# hazelnut bushes



## Luterra (Sep 7, 2011)

Hazelnut is our first major pollen source here in western Oregon, in bloom right now. The wind-pollinated catkins have no nectar. If the weather cooperates the bees will be all over them. Yesterday all five of my hives were bee-lining to four big flowering hazelnuts 1/3 mile away and returning with baskets full of lemon-yellow pollen. The trees themselves were abuzz with bees, almost like a basswood in bloom.


----------



## beebze (Sep 24, 2007)

I've heard it's a poor source of pollen, but it is pollen all the same and will stimulate your hives. I hope you don't plant bushes, all the ones I bought were trees. The Catkins are not actually the flowers. The flowers themselves are very very small when looking at the tree you have to know what to look for. This year most of the bees went south before they could take advantage of the trees on the surrounding properties. Just my 2 cents worth.


----------



## Luterra (Sep 7, 2011)

The catkins are the male flowers and the sole source of pollen for the bees. The female flowers are tiny and to my knowledge have nothing of bee-value. 

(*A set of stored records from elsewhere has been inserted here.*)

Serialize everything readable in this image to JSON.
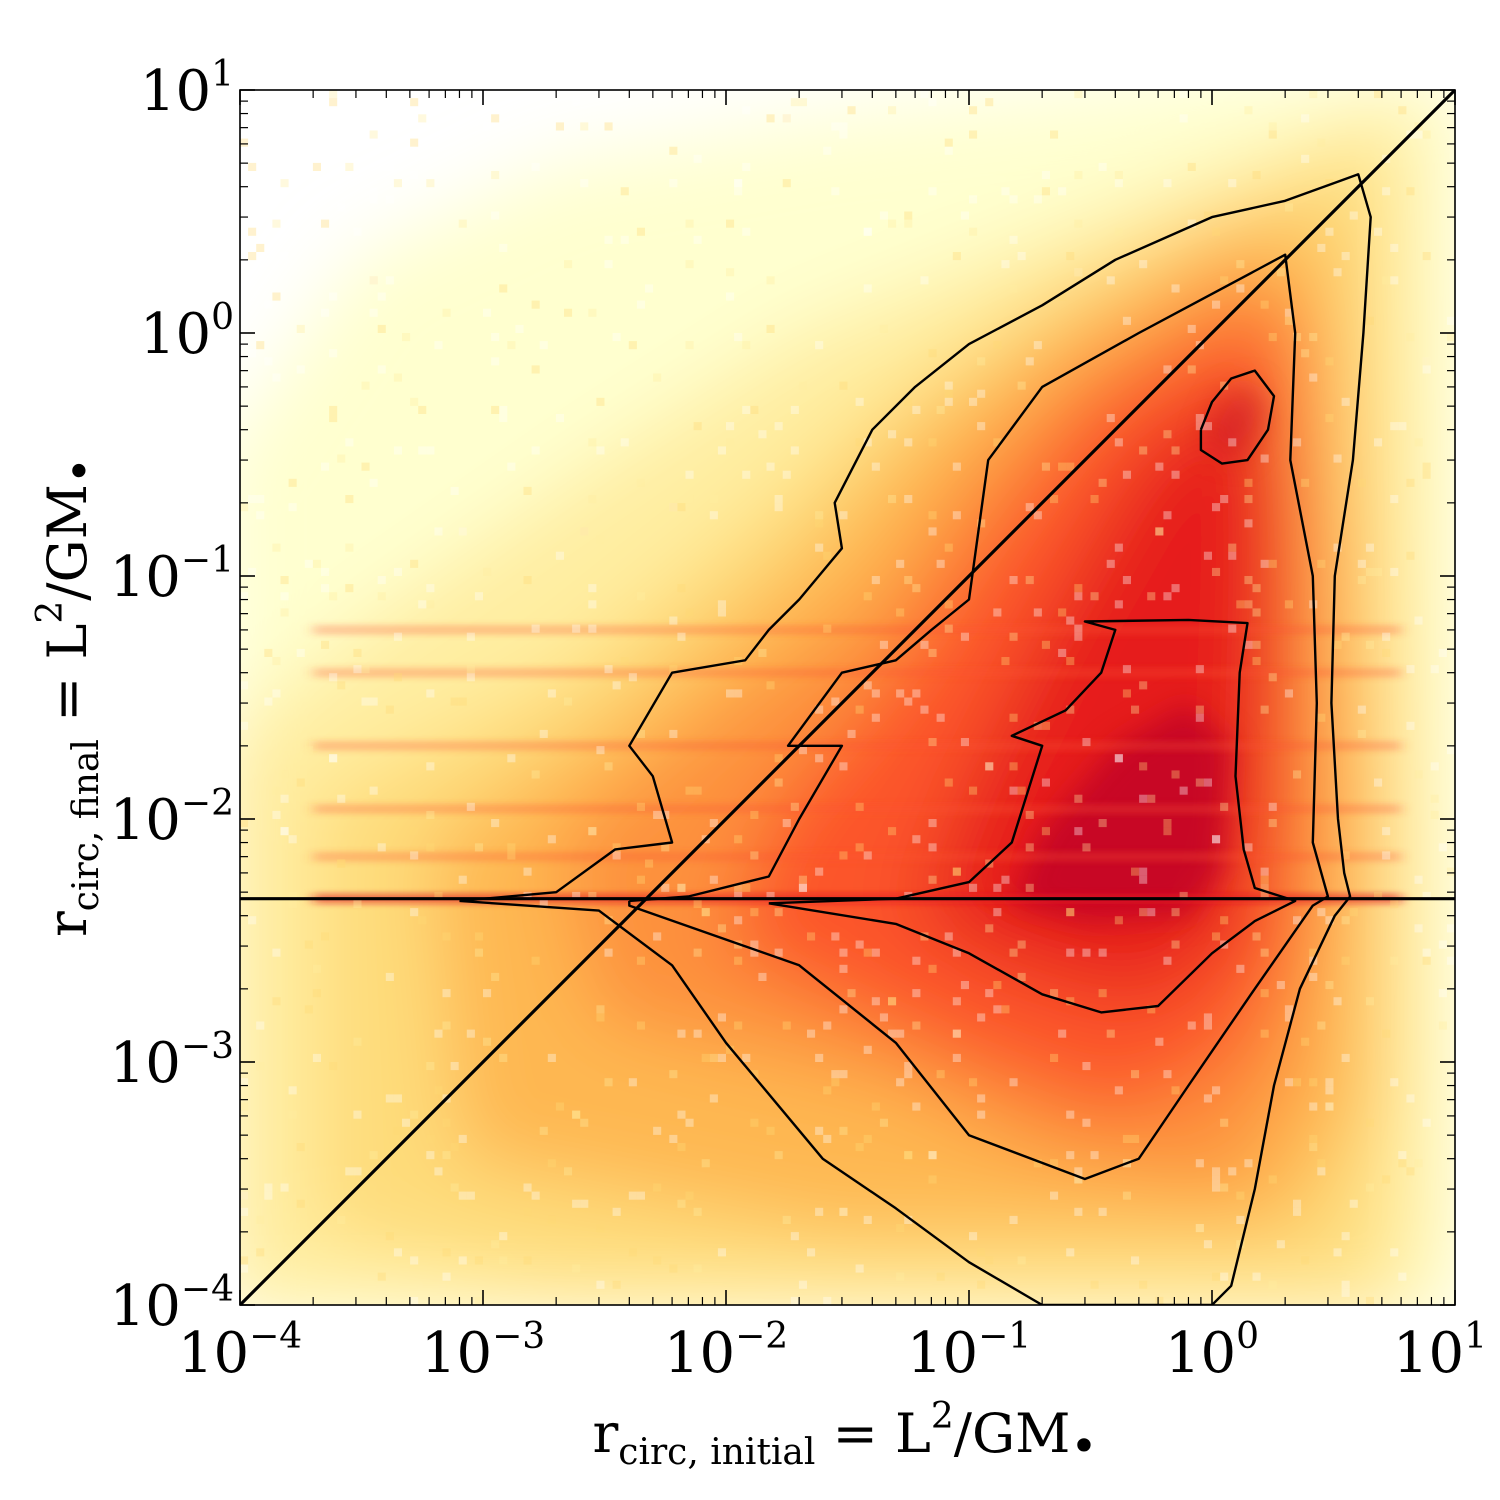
{
  "chart_data": {
    "type": "heatmap",
    "scale": {
      "x": "log",
      "y": "log"
    },
    "xlim": [
      0.0001,
      10
    ],
    "ylim": [
      0.0001,
      10
    ],
    "x_ticks": [
      {
        "base": "10",
        "exp": "−4"
      },
      {
        "base": "10",
        "exp": "−3"
      },
      {
        "base": "10",
        "exp": "−2"
      },
      {
        "base": "10",
        "exp": "−1"
      },
      {
        "base": "10",
        "exp": "0"
      },
      {
        "base": "10",
        "exp": "1"
      }
    ],
    "y_ticks": [
      {
        "base": "10",
        "exp": "−4"
      },
      {
        "base": "10",
        "exp": "−3"
      },
      {
        "base": "10",
        "exp": "−2"
      },
      {
        "base": "10",
        "exp": "−1"
      },
      {
        "base": "10",
        "exp": "0"
      },
      {
        "base": "10",
        "exp": "1"
      }
    ],
    "xlabel": {
      "main": "r",
      "sub": "circ, initial",
      "rest": " = L",
      "sup": "2",
      "tail": "/GM",
      "mark": "•"
    },
    "ylabel": {
      "main": "r",
      "sub": "circ, final",
      "rest": " = L",
      "sup": "2",
      "tail": "/GM",
      "mark": "•"
    },
    "reference_lines": [
      {
        "kind": "identity",
        "from": [
          0.0001,
          0.0001
        ],
        "to": [
          10,
          10
        ]
      },
      {
        "kind": "horizontal",
        "y": 0.0047
      }
    ],
    "colormap": [
      "#ffffcc",
      "#ffeda0",
      "#fed976",
      "#feb24c",
      "#fd8d3c",
      "#fc4e2a",
      "#e31a1c",
      "#bd0026"
    ],
    "density_ridges": {
      "horizontal_bands_y": [
        0.0047,
        0.007,
        0.011,
        0.02,
        0.04,
        0.06
      ],
      "peak_x": 0.3,
      "peak_y": 0.005
    },
    "contours": [
      {
        "level": "outer",
        "points": [
          [
            0.0008,
            0.0046
          ],
          [
            0.002,
            0.005
          ],
          [
            0.0035,
            0.0075
          ],
          [
            0.006,
            0.008
          ],
          [
            0.005,
            0.015
          ],
          [
            0.004,
            0.02
          ],
          [
            0.006,
            0.04
          ],
          [
            0.012,
            0.045
          ],
          [
            0.015,
            0.06
          ],
          [
            0.02,
            0.08
          ],
          [
            0.03,
            0.13
          ],
          [
            0.028,
            0.2
          ],
          [
            0.04,
            0.4
          ],
          [
            0.06,
            0.6
          ],
          [
            0.1,
            0.9
          ],
          [
            0.2,
            1.3
          ],
          [
            0.4,
            2.0
          ],
          [
            1.0,
            3.0
          ],
          [
            2.0,
            3.5
          ],
          [
            4.0,
            4.5
          ],
          [
            4.5,
            3.0
          ],
          [
            4.2,
            1.0
          ],
          [
            3.8,
            0.3
          ],
          [
            3.2,
            0.1
          ],
          [
            3.1,
            0.03
          ],
          [
            3.3,
            0.01
          ],
          [
            3.5,
            0.006
          ],
          [
            3.7,
            0.0048
          ],
          [
            3.2,
            0.004
          ],
          [
            2.3,
            0.002
          ],
          [
            1.8,
            0.0008
          ],
          [
            1.5,
            0.0003
          ],
          [
            1.2,
            0.00012
          ],
          [
            1.0,
            0.0001
          ],
          [
            0.2,
            0.0001
          ],
          [
            0.1,
            0.00015
          ],
          [
            0.05,
            0.00025
          ],
          [
            0.025,
            0.0004
          ],
          [
            0.01,
            0.0012
          ],
          [
            0.006,
            0.0025
          ],
          [
            0.003,
            0.0042
          ],
          [
            0.0008,
            0.0046
          ]
        ]
      },
      {
        "level": "middle",
        "points": [
          [
            0.004,
            0.0046
          ],
          [
            0.007,
            0.0048
          ],
          [
            0.015,
            0.0058
          ],
          [
            0.02,
            0.01
          ],
          [
            0.03,
            0.02
          ],
          [
            0.018,
            0.02
          ],
          [
            0.03,
            0.04
          ],
          [
            0.05,
            0.045
          ],
          [
            0.07,
            0.06
          ],
          [
            0.1,
            0.08
          ],
          [
            0.12,
            0.3
          ],
          [
            0.2,
            0.6
          ],
          [
            0.5,
            1.0
          ],
          [
            1.5,
            1.8
          ],
          [
            2.0,
            2.1
          ],
          [
            2.2,
            1.0
          ],
          [
            2.1,
            0.3
          ],
          [
            2.6,
            0.1
          ],
          [
            2.7,
            0.03
          ],
          [
            2.6,
            0.008
          ],
          [
            3.0,
            0.0048
          ],
          [
            2.6,
            0.0044
          ],
          [
            1.5,
            0.002
          ],
          [
            0.8,
            0.0008
          ],
          [
            0.5,
            0.0004
          ],
          [
            0.3,
            0.00033
          ],
          [
            0.1,
            0.0005
          ],
          [
            0.05,
            0.0012
          ],
          [
            0.02,
            0.0025
          ],
          [
            0.004,
            0.0044
          ],
          [
            0.004,
            0.0046
          ]
        ]
      },
      {
        "level": "inner",
        "points": [
          [
            0.015,
            0.0045
          ],
          [
            0.05,
            0.0047
          ],
          [
            0.1,
            0.0055
          ],
          [
            0.15,
            0.008
          ],
          [
            0.2,
            0.02
          ],
          [
            0.15,
            0.022
          ],
          [
            0.25,
            0.028
          ],
          [
            0.35,
            0.04
          ],
          [
            0.4,
            0.06
          ],
          [
            0.3,
            0.065
          ],
          [
            0.8,
            0.066
          ],
          [
            1.4,
            0.064
          ],
          [
            1.3,
            0.04
          ],
          [
            1.25,
            0.015
          ],
          [
            1.35,
            0.0075
          ],
          [
            1.5,
            0.0052
          ],
          [
            2.2,
            0.0046
          ],
          [
            1.5,
            0.0038
          ],
          [
            1.0,
            0.0028
          ],
          [
            0.6,
            0.0017
          ],
          [
            0.35,
            0.0016
          ],
          [
            0.2,
            0.0019
          ],
          [
            0.1,
            0.0028
          ],
          [
            0.05,
            0.0037
          ],
          [
            0.015,
            0.0045
          ]
        ]
      },
      {
        "level": "peak",
        "points": [
          [
            0.9,
            0.4
          ],
          [
            1.0,
            0.52
          ],
          [
            1.2,
            0.65
          ],
          [
            1.5,
            0.7
          ],
          [
            1.8,
            0.55
          ],
          [
            1.7,
            0.4
          ],
          [
            1.4,
            0.3
          ],
          [
            1.1,
            0.29
          ],
          [
            0.9,
            0.33
          ],
          [
            0.9,
            0.4
          ]
        ]
      }
    ]
  }
}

Wind-pollinated plants tend to produce low-nutrient pollen, but when it's all that is available the bees will collect it with a vengeance.


----------



## toms1arrow (May 7, 2010)

I read the flower is very small and I knew the catskin was the pollinator by wind for the flower but wasn't sure if there was enough pollin for the bees to utilize. I am planting for the deer, cover and food and was hoping a benifit for my bees. Thank you all.


----------



## psfred (Jul 16, 2011)

Hazelnuts are wind pollinated, so they make quite a bit of pollen. Probably not nutritionally complete, but there will be other pollen available soon. Hazelnuts pollinate very early as a rule, along with things like birch and pussywillow, and the bees will collect all they can.

The male flowers are in a catkin, the female are at the tip of a twig, I think, and hard to see. Since they are wind pollinated, there will be no nectar.

Peter


----------